Bir hastada nadir görülen abetalipoproteinemi (ABL) hastalığına rastlanmış ve bu hastalıkta yeni bileşik heterozigot mutasyonlar tespit edilmiştir. Bu hastalık, apolipoprotein B (apoB)-içeren lipoprotein seviyelerinin aşırı derecede düşük olması, diyet yağlarının ve yağda çözünen vitaminlerin emiliminde sorunlar yaratmasıyla bilinir. Bu durum, gastrointestinal, nöromüsküler ve oftalmolojik semptomlara yol açar.

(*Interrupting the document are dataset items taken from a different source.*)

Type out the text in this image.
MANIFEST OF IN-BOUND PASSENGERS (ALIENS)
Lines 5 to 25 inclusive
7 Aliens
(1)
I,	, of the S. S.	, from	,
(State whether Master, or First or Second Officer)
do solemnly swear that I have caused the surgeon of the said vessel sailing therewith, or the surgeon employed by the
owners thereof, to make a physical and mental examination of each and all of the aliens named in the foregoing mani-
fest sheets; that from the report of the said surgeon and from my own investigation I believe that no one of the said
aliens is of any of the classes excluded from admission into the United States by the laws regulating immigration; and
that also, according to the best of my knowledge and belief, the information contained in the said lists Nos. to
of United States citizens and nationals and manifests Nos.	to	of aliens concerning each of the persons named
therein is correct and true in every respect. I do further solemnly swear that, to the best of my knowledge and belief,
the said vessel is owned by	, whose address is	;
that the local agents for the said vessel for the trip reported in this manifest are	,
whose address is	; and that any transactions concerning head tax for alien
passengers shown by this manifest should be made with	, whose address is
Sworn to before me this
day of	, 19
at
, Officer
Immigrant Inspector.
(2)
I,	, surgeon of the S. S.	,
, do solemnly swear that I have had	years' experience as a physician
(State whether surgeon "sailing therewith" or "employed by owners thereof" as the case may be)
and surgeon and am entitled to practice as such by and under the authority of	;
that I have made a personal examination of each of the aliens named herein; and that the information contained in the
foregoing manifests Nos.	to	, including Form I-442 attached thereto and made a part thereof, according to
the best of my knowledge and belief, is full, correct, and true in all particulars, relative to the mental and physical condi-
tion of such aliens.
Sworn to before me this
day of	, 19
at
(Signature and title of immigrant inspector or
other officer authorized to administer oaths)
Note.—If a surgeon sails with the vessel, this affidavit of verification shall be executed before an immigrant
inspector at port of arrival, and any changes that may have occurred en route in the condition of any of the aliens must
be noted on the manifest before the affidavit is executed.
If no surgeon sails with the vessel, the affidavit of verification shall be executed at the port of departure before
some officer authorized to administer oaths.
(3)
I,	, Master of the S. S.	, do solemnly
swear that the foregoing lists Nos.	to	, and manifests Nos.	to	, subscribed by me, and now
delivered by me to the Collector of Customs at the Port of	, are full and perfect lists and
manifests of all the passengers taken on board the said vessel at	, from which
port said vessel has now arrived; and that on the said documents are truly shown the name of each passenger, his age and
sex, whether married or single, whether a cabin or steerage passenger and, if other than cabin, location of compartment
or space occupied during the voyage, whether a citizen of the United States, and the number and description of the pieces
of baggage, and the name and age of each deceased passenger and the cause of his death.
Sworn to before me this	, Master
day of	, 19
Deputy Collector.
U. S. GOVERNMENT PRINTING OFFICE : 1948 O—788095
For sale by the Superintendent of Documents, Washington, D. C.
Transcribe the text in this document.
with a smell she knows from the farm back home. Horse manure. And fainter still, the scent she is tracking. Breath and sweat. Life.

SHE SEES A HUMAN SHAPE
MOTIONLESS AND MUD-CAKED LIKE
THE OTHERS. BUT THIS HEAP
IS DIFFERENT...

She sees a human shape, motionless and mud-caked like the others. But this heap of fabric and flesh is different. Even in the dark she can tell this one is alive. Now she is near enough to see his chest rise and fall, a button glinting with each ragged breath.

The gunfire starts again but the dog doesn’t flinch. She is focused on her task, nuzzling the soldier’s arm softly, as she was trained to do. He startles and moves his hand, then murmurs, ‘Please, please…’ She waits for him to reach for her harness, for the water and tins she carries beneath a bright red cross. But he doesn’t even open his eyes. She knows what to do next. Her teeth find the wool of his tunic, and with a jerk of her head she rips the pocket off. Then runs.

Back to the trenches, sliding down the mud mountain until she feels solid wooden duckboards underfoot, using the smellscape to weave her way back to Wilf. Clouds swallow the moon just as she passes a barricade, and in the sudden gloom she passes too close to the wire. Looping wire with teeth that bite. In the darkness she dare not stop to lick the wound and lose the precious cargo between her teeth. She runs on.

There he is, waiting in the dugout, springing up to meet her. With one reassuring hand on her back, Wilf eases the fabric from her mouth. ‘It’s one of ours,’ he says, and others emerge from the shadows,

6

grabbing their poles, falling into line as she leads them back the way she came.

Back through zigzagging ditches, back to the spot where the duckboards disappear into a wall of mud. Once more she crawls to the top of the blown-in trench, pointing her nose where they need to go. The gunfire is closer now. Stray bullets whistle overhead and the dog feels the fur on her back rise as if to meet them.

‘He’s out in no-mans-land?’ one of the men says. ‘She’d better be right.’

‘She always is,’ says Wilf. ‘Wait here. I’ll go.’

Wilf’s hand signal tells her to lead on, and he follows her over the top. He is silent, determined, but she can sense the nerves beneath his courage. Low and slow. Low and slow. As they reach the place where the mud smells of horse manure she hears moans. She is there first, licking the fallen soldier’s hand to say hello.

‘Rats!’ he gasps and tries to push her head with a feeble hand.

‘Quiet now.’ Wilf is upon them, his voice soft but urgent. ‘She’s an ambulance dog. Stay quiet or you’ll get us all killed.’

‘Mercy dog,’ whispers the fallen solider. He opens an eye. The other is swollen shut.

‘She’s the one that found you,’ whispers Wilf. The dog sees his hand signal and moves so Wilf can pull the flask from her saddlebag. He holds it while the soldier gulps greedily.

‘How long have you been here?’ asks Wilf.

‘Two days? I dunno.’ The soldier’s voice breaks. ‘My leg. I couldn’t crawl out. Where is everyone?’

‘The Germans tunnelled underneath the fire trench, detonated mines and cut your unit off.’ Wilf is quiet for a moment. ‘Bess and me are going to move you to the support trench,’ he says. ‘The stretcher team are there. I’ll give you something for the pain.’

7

ABL hastalığı, çok nadir görülen ve ciddi sağlık sorunlarına yol açabilen bir durumdur. Bu çalışmada, mikrosomal trigliserit transfer protein (MTP) geninde c.1686_1687del [p.Ser563TyrfsTer10] ve c.1862T>C [p.Ile621Thr] adlı yeni bileşik heterozigot mutasyonlar taşıyan bir hastanın durumu incelenmiştir. Panel sekanslama yöntemiyle tanımlanan bu mutasyonlar, hastanın düşük yoğunluklu lipoprotein kolesterol seviyelerinin (LDL-C) aşırı derecede düşük olmasına rağmen, diğer tipik komplikasyonları göstermemesiyle dikkat çekmektedir.
Hastanın Klinik Bulguları
Hastada aşırı derecede düşük LDL kolesterol seviyeleri ve yağlı karaciğer tespit edilmiştir. Ancak, tipik ABL hastalarının aksine, bu hastada apolipoprotein B-48 (apoB-48) sekresyonu korunmuş ve yüksek yoğunluklu lipoprotein kolesterol (HDL-C) seviyeleri artmıştır. Bu durum, hastanın normal serum yağda çözünen vitamin seviyelerini koruyabilmesinin nedeni olarak gösterilmektedir.
Genetik Bulgular ve Tanı
Yapılan panel sekanslama ile MTP geninde yeni bileşik heterozigot mutasyonlar tespit edilmiştir. Bu mutasyonlar, hastanın aşırı derecede düşük LDL-C seviyelerine sahip olmasına rağmen diğer ABL komplikasyonlarını göstermemesine neden olmuştur. Bu durum, hastanın genetik yapısının hastalığın bazı tipik belirtilerini sınırlayabileceğini göstermektedir.
Öneriler ve Çıkarımlar
• Yeni bileşik heterozigot mutasyonların tespiti, ABL hastalığının genetik çeşitliliğini artırmıştır.
• ApoB-48 sekresyonunun korunması, hastanın normal yağda çözünen vitamin seviyelerini koruyabilmesinin anahtarı olabilir.
• Yüksek HDL-C seviyeleri, hastanın genel sağlık durumu üzerinde olumlu bir etkiye sahip olabilir.
Bu bulgular, ABL hastalarının genetik yapısının hastalığın klinik seyrini nasıl etkileyebileceğine dair önemli ipuçları sunmaktadır. Ayrıca, bu tür genetik varyasyonların daha derinlemesine incelenmesi, ABL hastalığının tedavi ve yönetiminde yeni yaklaşımların geliştirilmesine katkı sağlayabilir.
Orijinal Makale: J Atheroscler Thromb. 2024 May 14. doi: 10.5551/jat.64730. Online ahead of print.